Für mich ist das Schreiben von Texten sehr therapeutisch,
denn wenn mich etwas beschäftigt, wenn etwas an mir nagt sozusagen, dann ist
das der weg, es sehr intensiv zu betrachten. Ich schreibe den Song um das
Gefühl und um mich selbst zu analysieren. Und ich glaube, viele unserer Songs
sind über Selbstanalyse, herauszufinden, wie wir denken, was uns antreibt. Und
da sind wir eigentlich alle gleich. Wir schreiben über unsere Ängste, unsere
Sorgen, unsere Freuden usw.
SRM: Klingt wie eine
gute Möglichkeit zur Therapie.
Doug: Ist es.
Wirklich. Z.B. der Song „Foundation“ vom „Time Lost“-Album Den hatte ich
geschrieben, weil ich befürchtet hatte, dass die Band vor der Auflösung stehen
würde. Ich wußte nicht, was passieren würde damals. Ich wußte nur, dass ich
nicht aufhören wollte, und da habe ich den Song geschrieben, um zu sagen, wie
sehr ich mit der Band verbunden bin, dass ich diese Schwierigkeiten überstehen
würde. Und als ich den Song fertig hatte, merkte ich, dass es mir viel besser ging.
Es war wirklich Therapie.
Zusatzinfos: 1. Für
„Break“ wurden 14 Titel fertiggestellt, 11 landeten auf der CD (Erstauflage
inkl. Bonus-Track), einer auf dem Solo-Album von Paul Craddick (dr.). Was mit
den anderen beiden passiert, ist noch ungewiß.

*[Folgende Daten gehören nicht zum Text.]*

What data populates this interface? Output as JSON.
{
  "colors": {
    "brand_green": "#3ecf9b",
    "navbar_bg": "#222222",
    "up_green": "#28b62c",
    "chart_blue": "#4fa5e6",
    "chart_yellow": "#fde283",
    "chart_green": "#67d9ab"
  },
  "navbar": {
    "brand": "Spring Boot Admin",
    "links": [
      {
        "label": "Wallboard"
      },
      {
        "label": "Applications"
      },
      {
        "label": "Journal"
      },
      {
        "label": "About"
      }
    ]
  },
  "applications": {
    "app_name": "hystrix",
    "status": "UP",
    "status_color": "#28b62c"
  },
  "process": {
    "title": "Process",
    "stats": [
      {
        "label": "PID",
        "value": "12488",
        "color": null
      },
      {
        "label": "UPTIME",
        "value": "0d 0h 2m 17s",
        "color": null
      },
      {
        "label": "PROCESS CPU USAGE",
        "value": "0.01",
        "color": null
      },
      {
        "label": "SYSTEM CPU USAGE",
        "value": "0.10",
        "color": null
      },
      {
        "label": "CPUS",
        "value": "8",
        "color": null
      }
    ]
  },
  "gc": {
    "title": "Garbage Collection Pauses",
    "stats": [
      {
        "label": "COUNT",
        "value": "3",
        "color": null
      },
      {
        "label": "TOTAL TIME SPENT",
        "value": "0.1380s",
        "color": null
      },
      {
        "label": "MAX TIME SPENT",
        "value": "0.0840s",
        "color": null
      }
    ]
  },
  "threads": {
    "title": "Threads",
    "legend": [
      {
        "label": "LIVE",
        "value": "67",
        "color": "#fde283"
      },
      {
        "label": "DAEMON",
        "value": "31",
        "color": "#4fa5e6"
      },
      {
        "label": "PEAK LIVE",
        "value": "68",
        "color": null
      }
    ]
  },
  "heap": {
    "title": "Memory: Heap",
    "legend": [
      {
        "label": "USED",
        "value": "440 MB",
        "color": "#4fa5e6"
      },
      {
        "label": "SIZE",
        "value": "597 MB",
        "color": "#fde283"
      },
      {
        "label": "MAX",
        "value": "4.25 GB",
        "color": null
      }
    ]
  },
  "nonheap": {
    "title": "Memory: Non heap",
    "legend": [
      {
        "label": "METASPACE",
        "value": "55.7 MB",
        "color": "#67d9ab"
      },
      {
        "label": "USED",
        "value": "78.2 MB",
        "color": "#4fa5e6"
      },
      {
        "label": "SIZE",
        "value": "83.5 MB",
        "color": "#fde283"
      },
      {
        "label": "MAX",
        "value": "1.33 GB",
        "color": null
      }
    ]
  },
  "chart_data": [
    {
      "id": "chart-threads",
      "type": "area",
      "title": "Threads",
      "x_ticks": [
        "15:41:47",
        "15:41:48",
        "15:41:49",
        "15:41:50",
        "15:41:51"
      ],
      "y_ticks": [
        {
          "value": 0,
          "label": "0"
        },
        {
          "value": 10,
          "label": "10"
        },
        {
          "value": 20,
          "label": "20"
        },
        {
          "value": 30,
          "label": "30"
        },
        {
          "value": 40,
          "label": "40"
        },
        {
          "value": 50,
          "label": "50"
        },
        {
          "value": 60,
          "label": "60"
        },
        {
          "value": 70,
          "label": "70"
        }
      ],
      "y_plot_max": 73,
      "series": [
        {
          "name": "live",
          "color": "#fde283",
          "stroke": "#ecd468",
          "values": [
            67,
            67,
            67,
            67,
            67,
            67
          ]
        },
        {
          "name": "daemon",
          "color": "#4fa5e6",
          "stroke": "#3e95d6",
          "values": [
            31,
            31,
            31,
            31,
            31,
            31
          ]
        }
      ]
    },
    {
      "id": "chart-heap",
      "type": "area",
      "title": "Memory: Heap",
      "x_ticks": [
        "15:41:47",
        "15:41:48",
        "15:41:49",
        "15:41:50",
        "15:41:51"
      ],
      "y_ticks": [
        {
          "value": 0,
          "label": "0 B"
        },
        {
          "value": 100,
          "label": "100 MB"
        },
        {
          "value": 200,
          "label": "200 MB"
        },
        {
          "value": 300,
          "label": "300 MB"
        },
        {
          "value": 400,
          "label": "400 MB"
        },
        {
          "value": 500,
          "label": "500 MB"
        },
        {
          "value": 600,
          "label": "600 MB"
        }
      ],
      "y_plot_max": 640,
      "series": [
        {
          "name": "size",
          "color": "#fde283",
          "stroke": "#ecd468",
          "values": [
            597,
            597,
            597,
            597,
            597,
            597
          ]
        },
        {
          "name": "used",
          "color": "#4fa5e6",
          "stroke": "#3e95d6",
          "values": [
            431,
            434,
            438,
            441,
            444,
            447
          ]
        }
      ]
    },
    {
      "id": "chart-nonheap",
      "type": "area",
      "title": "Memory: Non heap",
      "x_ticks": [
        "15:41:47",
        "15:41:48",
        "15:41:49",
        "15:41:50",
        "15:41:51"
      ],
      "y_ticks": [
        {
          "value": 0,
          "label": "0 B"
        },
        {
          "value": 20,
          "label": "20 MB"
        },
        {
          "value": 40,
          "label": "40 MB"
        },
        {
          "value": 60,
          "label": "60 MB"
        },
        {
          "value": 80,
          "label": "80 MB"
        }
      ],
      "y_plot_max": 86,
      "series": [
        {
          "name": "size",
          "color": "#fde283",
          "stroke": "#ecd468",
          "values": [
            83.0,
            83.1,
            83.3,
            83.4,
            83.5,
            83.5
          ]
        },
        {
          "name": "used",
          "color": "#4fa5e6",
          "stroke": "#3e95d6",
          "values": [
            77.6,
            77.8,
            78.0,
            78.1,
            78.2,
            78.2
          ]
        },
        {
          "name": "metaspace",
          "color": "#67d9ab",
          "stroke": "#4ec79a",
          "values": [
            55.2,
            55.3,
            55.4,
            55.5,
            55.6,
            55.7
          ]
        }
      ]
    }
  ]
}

2. Doug und Ted Leonard (voc) spielen nebenbei in einer
Coverband, die in der Bay-Area aktiv ist. Namen habe ich vergessen zu fragen
(wird nachgeholt!), aber es ist ja eine sehr reizvolle Idee, andere Songs von
Ted gesungen zu hören. Leider gibt´s (noch?) keine Aufnahmen davon, denn „das
wäre uns zu teuer. Wir wollen erst einmal Geld mit der Band verdienen, bevor
wir was ausgeben“. Also Leute: Rein in den Flieger uns ab nach San Francisco!